As a teenager I visited my Aunt Karla who lived in Berlin. I had been there before but was too young to really understand what the city was all about and how significant it was to my life.
It was in Berlin that my parents met and married. My father was an honor guard at the famous JFK speech. My brother was born there. I loved the city with its busy business district, restaurants, and shops, all of which exuded an energy that felt good. But there was some ugliness to it as well with its reminders of the war and the thought of how isolated the people were in the worst of times. And that wall…
We took a bus tour through Checkpoint Charlie and into East Berlin. The energy there was different – it did not feel good. No bustling streets (although the postcards at the shop where we were allowed to stop showed bustling, busy streets). I commented on the hypocrisy of it all and my mother quickly hushed me, but not like she usually hushed me. This time there was fear in her eyes and urgency in her voice, and I quickly shut up as I realized her urgency.
I was used to living where silly teenage rants are ok and the right to speak my mind was taken for granted. Clearly, life was very different here on the other side of the wall. I felt smaller, weaker, and vulnerable. My mother told me about her cousins and distant relatives who were stuck on the east side and unable to communicate with each other. As the wall went up, families were torn apart. Life changed literally overnight, and most thought it changed forever.
Many years later I went back to Berlin, took a tight grip on a sledgehammer, and let loose on that damn wall. It was a tough battle, that old concrete was hard and determined to stay put. Before running out of breath I was able to punch a hole as East German soldiers, still carrying their assault rifles and walking with their German Shepherds, cheered me on. The wall came down, and normal life once again began to flourish.

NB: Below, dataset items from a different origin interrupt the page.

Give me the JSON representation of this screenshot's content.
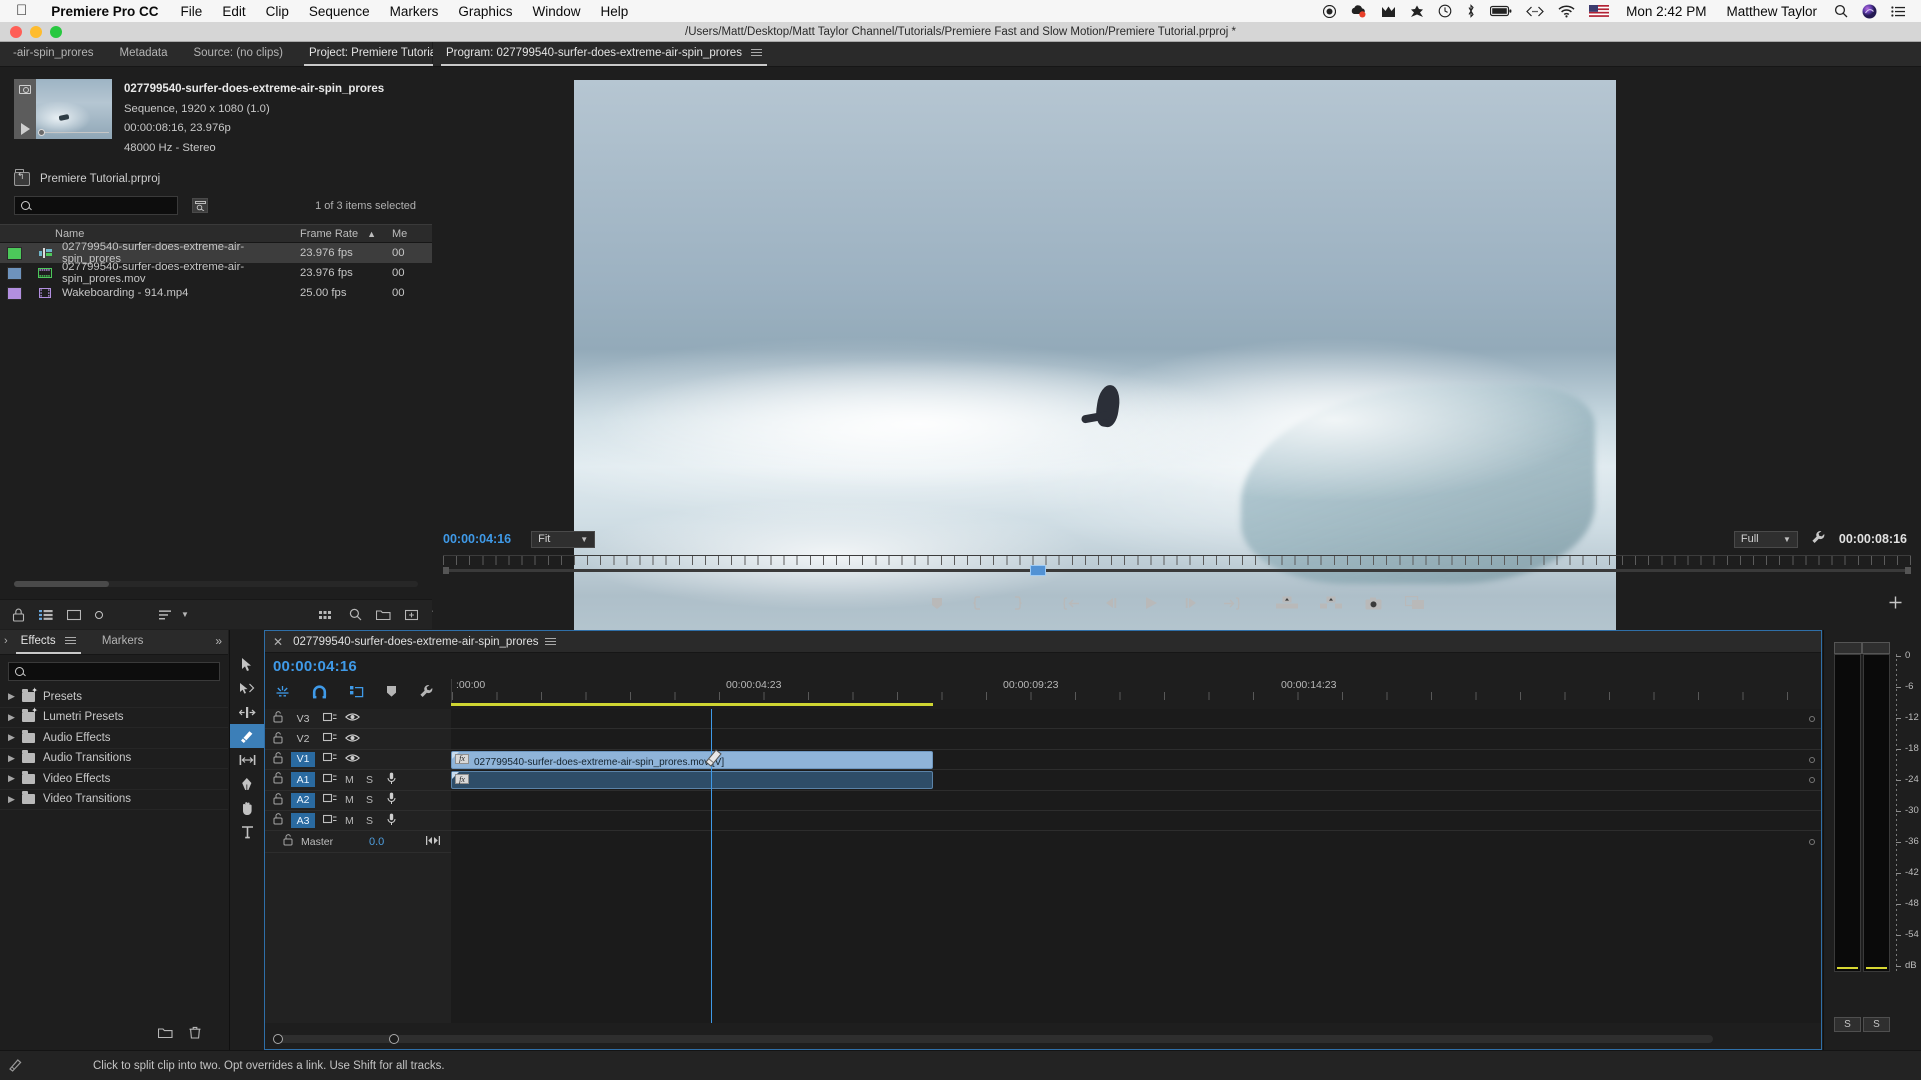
{
  "macmenu": {
    "apple_icon": "apple-icon",
    "app_name": "Premiere Pro CC",
    "items": [
      "File",
      "Edit",
      "Clip",
      "Sequence",
      "Markers",
      "Graphics",
      "Window",
      "Help"
    ],
    "status_icons": [
      "record-icon",
      "creative-cloud-icon",
      "malwarebytes-icon",
      "app-icon",
      "time-machine-icon",
      "bluetooth-icon",
      "battery-icon",
      "code-icon",
      "wifi-icon",
      "flag-us-icon"
    ],
    "time": "Mon 2:42 PM",
    "user": "Matthew Taylor",
    "search_icon": "spotlight-search-icon",
    "siri_icon": "siri-icon",
    "notification_icon": "notification-center-icon"
  },
  "titlebar": {
    "path": "/Users/Matt/Desktop/Matt Taylor Channel/Tutorials/Premiere Fast and Slow Motion/Premiere Tutorial.prproj *"
  },
  "project_panel": {
    "tabs": [
      {
        "label": "-air-spin_prores",
        "active": false
      },
      {
        "label": "Metadata",
        "active": false
      },
      {
        "label": "Source: (no clips)",
        "active": false
      },
      {
        "label": "Project: Premiere Tutorial",
        "active": true
      }
    ],
    "expand_icon": "chevrons-right-icon",
    "preview": {
      "title": "027799540-surfer-does-extreme-air-spin_prores",
      "line2": "Sequence, 1920 x 1080 (1.0)",
      "line3": "00:00:08:16, 23.976p",
      "line4": "48000 Hz - Stereo"
    },
    "bin_name": "Premiere Tutorial.prproj",
    "search_placeholder": "",
    "search_value": "",
    "selection_status": "1 of 3 items selected",
    "columns": [
      "Name",
      "Frame Rate",
      "Me"
    ],
    "sort_indicator": "▲",
    "rows": [
      {
        "color": "#4cc85a",
        "icon": "sequence-icon",
        "name": "027799540-surfer-does-extreme-air-spin_prores",
        "frame_rate": "23.976 fps",
        "media": "00",
        "selected": true
      },
      {
        "color": "#6e93bd",
        "icon": "movie-clip-icon",
        "name": "027799540-surfer-does-extreme-air-spin_prores.mov",
        "frame_rate": "23.976 fps",
        "media": "00",
        "selected": false
      },
      {
        "color": "#b28fe0",
        "icon": "film-clip-icon",
        "name": "Wakeboarding - 914.mp4",
        "frame_rate": "25.00 fps",
        "media": "00",
        "selected": false
      }
    ],
    "footer_icons": [
      "lock-icon",
      "list-view-icon",
      "icon-view-icon",
      "zoom-slider",
      "sort-icon",
      "freeform-icon",
      "find-icon",
      "new-bin-icon",
      "new-item-icon",
      "delete-icon"
    ]
  },
  "program_panel": {
    "tab_label": "Program: 027799540-surfer-does-extreme-air-spin_prores",
    "menu_icon": "hamburger-icon",
    "current_timecode": "00:00:04:16",
    "fit_label": "Fit",
    "quality_label": "Full",
    "wrench_icon": "settings-wrench-icon",
    "duration_timecode": "00:00:08:16",
    "controls": [
      {
        "icon": "add-marker-icon"
      },
      {
        "icon": "mark-in-icon"
      },
      {
        "icon": "mark-out-icon"
      },
      {
        "icon": "go-to-in-icon"
      },
      {
        "icon": "step-back-icon"
      },
      {
        "icon": "play-icon"
      },
      {
        "icon": "step-forward-icon"
      },
      {
        "icon": "go-to-out-icon"
      },
      {
        "icon": "lift-icon"
      },
      {
        "icon": "extract-icon"
      },
      {
        "icon": "export-frame-icon"
      },
      {
        "icon": "comparison-view-icon"
      }
    ],
    "plus_icon": "button-editor-plus-icon"
  },
  "effects_panel": {
    "tabs": [
      {
        "label": "Effects",
        "active": true
      },
      {
        "label": "Markers",
        "active": false
      }
    ],
    "menu_icon": "hamburger-icon",
    "expand_icon": "chevrons-right-icon",
    "search_placeholder": "",
    "search_value": "",
    "items": [
      {
        "label": "Presets",
        "icon": "preset-folder-icon"
      },
      {
        "label": "Lumetri Presets",
        "icon": "preset-folder-icon"
      },
      {
        "label": "Audio Effects",
        "icon": "folder-icon"
      },
      {
        "label": "Audio Transitions",
        "icon": "folder-icon"
      },
      {
        "label": "Video Effects",
        "icon": "folder-icon"
      },
      {
        "label": "Video Transitions",
        "icon": "folder-icon"
      }
    ],
    "footer_icons": [
      "new-custom-bin-icon",
      "delete-icon"
    ]
  },
  "tools": [
    {
      "icon": "selection-tool-icon",
      "active": false
    },
    {
      "icon": "track-select-forward-icon",
      "active": false
    },
    {
      "icon": "ripple-edit-icon",
      "active": false
    },
    {
      "icon": "razor-tool-icon",
      "active": true
    },
    {
      "icon": "slip-tool-icon",
      "active": false
    },
    {
      "icon": "pen-tool-icon",
      "active": false
    },
    {
      "icon": "hand-tool-icon",
      "active": false
    },
    {
      "icon": "type-tool-icon",
      "active": false
    }
  ],
  "timeline": {
    "tab_label": "027799540-surfer-does-extreme-air-spin_prores",
    "close_icon": "close-x-icon",
    "menu_icon": "hamburger-icon",
    "current_timecode": "00:00:04:16",
    "tool_icons": [
      "insert-overwrite-icon",
      "snap-magnet-icon",
      "linked-selection-icon",
      "add-marker-icon",
      "timeline-settings-wrench-icon"
    ],
    "ruler_labels": [
      ":00:00",
      "00:00:04:23",
      "00:00:09:23",
      "00:00:14:23"
    ],
    "tracks": [
      {
        "name": "V3",
        "type": "video",
        "targeted": false,
        "lock": "unlocked",
        "sync_icon": "track-target-icon",
        "eye_icon": "eye-icon"
      },
      {
        "name": "V2",
        "type": "video",
        "targeted": false,
        "lock": "unlocked",
        "sync_icon": "track-target-icon",
        "eye_icon": "eye-icon"
      },
      {
        "name": "V1",
        "type": "video",
        "targeted": true,
        "lock": "unlocked",
        "sync_icon": "track-target-icon",
        "eye_icon": "eye-icon"
      },
      {
        "name": "A1",
        "type": "audio",
        "targeted": true,
        "lock": "unlocked",
        "mute": "M",
        "solo": "S",
        "mic_icon": "microphone-icon"
      },
      {
        "name": "A2",
        "type": "audio",
        "targeted": true,
        "lock": "unlocked",
        "mute": "M",
        "solo": "S",
        "mic_icon": "microphone-icon"
      },
      {
        "name": "A3",
        "type": "audio",
        "targeted": true,
        "lock": "unlocked",
        "mute": "M",
        "solo": "S",
        "mic_icon": "microphone-icon"
      }
    ],
    "master": {
      "name": "Master",
      "value": "0.0",
      "lock": "unlocked",
      "meter_icon": "master-meter-icon"
    },
    "clip": {
      "label": "027799540-surfer-does-extreme-air-spin_prores.mov [V]",
      "fx_badge": "fx"
    },
    "cursor_icon": "razor-cursor-icon"
  },
  "meters": {
    "scale": [
      "0",
      "-6",
      "-12",
      "-18",
      "-24",
      "-30",
      "-36",
      "-42",
      "-48",
      "-54",
      "dB"
    ],
    "solo_buttons": [
      "S",
      "S"
    ]
  },
  "statusbar": {
    "icon": "razor-tool-icon",
    "text": "Click to split clip into two. Opt overrides a link. Use Shift for all tracks."
  },
  "colors": {
    "accent_blue": "#3f9ae8",
    "target_blue": "#2a6aa0",
    "clip_video": "#8fb4d9",
    "work_area": "#cfd532"
  }
}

When I started my new job as a nursing home administrator I felt a familiar energy – an uncomfortable twinge that reminded me of my experiences in East Berlin. Indeed, entering the nursing home was a bit like crossing a wall that separates freedom from despair. I think the discomfort I felt came from the spirits of all those who felt lost and trapped in an environment that controlled them. That was true in East Germany, and it was true in the traditional nursing home. Overnight, life changed forever for the elders moving into the facility. Families were torn apart. They felt smaller, weaker, and vulnerable.
Before long I realized that working to sustain a system that degrades and tortures the human spirit makes no sense. There has to be a better way. Our team started looking for it.
The search was long for me, and eventually I joined the culture change movement. Fortunately I crossed paths with Action Pact and began to see a better way. With much team effort, things began to change. Eventually I was working to help others break away from the institutional model of care and build households.
Those who try to change the systems know someone is watching. Much like the East Berlin guards cheering me on, the regulators seem to support change, but their weapons still threaten our efforts. With a one-word command, the guards’ dogs and guns could have prevented me from tearing down the wall and destroyed me in the process.
Similarly, many in long-term care consider the risks that come with pushing the limits to be too much to bear. Regulations and rumors of others getting tagged in surveys for their culture change efforts is enough to push some into perpetuating an old, broken system. Many choose to maintain the status quo. The perceived, ensuing imprisonment crushes human spirits around the world. Many will not speak up out of fear – much like the fear I saw in my mother’s eyes in East Berlin all those years ago.
The Household Model works to defeat all these problems. Putting residents back in control of creating their own lifestyle in a setting that offers the degree of privacy our homes should provide sparks new hope. As the walls begin to come down, the human spirit arises with renewed energy and purpose. People start to believe in the possibilities. Staff, residents, and families begin to see that true choice is possible. Life does not need to be driven by staff schedules and task lists; you can live life your own way.
See institutional care for what it is – an oppressive wall that crushes the human spirit. And when you see this I say to you: Tear Down That Wall!